I felt aware that I was being upraised, slyly though it was. I distracted myself at first, but found my own gaze shifting in the wrong direction. I noticed his legs in those shorts. An odd thing you would think if you didn’t know me well. I have this laser precision once my mind grabs hold. And at the back of my mind, his essence said welcome to mine. I felt a sudden urge to stretch, the doctor was irritatingly behind. I hold the patience within my body but if you were astute, you would have sensed it. As I drive my hips forward, back arched over the back of the chair, I felt that knowing. I felt like I was being watched and suddenly it felt…naughty.

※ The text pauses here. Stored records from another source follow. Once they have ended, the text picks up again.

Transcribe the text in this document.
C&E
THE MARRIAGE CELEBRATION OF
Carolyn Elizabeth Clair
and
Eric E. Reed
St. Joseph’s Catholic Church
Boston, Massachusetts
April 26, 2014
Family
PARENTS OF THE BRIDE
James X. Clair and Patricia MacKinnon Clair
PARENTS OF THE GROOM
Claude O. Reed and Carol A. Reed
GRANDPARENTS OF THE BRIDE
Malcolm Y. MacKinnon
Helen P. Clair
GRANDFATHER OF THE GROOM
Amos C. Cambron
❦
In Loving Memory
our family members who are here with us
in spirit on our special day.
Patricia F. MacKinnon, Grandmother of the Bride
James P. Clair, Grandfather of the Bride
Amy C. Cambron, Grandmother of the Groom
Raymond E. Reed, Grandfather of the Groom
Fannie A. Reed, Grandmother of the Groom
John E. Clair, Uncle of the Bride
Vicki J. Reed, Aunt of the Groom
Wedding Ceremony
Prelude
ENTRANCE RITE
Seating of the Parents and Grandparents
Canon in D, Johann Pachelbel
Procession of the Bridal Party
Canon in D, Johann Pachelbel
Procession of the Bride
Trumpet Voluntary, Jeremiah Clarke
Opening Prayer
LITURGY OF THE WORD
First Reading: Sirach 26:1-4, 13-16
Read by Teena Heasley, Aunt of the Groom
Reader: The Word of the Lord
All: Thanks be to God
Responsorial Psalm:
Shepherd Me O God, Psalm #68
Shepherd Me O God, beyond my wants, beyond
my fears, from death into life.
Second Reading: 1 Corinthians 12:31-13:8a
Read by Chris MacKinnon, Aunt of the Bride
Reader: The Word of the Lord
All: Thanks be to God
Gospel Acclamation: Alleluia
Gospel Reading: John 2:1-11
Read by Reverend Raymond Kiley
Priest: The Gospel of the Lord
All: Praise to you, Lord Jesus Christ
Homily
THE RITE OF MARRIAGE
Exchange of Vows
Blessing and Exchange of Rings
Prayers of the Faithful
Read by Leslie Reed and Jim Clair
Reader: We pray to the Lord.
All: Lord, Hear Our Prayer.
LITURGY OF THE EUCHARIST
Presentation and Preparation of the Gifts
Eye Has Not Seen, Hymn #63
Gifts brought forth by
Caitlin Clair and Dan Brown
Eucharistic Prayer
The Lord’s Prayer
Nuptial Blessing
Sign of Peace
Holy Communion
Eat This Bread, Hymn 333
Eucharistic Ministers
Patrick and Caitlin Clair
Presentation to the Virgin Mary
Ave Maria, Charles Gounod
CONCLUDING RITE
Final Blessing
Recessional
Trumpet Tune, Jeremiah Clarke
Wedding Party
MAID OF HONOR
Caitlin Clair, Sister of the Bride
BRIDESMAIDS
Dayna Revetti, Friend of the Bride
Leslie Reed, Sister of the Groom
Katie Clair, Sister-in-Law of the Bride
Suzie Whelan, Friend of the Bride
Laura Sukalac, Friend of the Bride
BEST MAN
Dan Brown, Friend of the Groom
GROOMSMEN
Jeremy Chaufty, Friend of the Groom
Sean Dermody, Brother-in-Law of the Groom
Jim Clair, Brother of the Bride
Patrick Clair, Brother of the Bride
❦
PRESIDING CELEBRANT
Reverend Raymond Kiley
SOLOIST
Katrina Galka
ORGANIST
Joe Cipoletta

I scolded myself and stretched even further in protest. It felt like there was a silent game afoot, and I’m not sure anyone read the rules.
We fast forward to the end of the appointment. I speak to the receptionist, feeling attentive energy from somewhere behind me. As I approached the lift, a little voice said if you stare back right now, you’ll find him staring at your bum. I turn and this man has his forearms perched on his thighs, rubbing his jaw in manufactured interest in the lights above. I left that appointment and asked my guides if it was him. They said it was, but he wasn’t ready. He needed to find his voice. Find his courage. And only then, can he bring offerings. I write this to encourage him. To send my well wishes and hopes that he conquers his demons and slays his dragons. You’ll never know who I am, but I felt your essence that day. I noticed things I probably shouldn’t say out of respect for you. And your essence tickled my soul in the way only a kindred spirit can.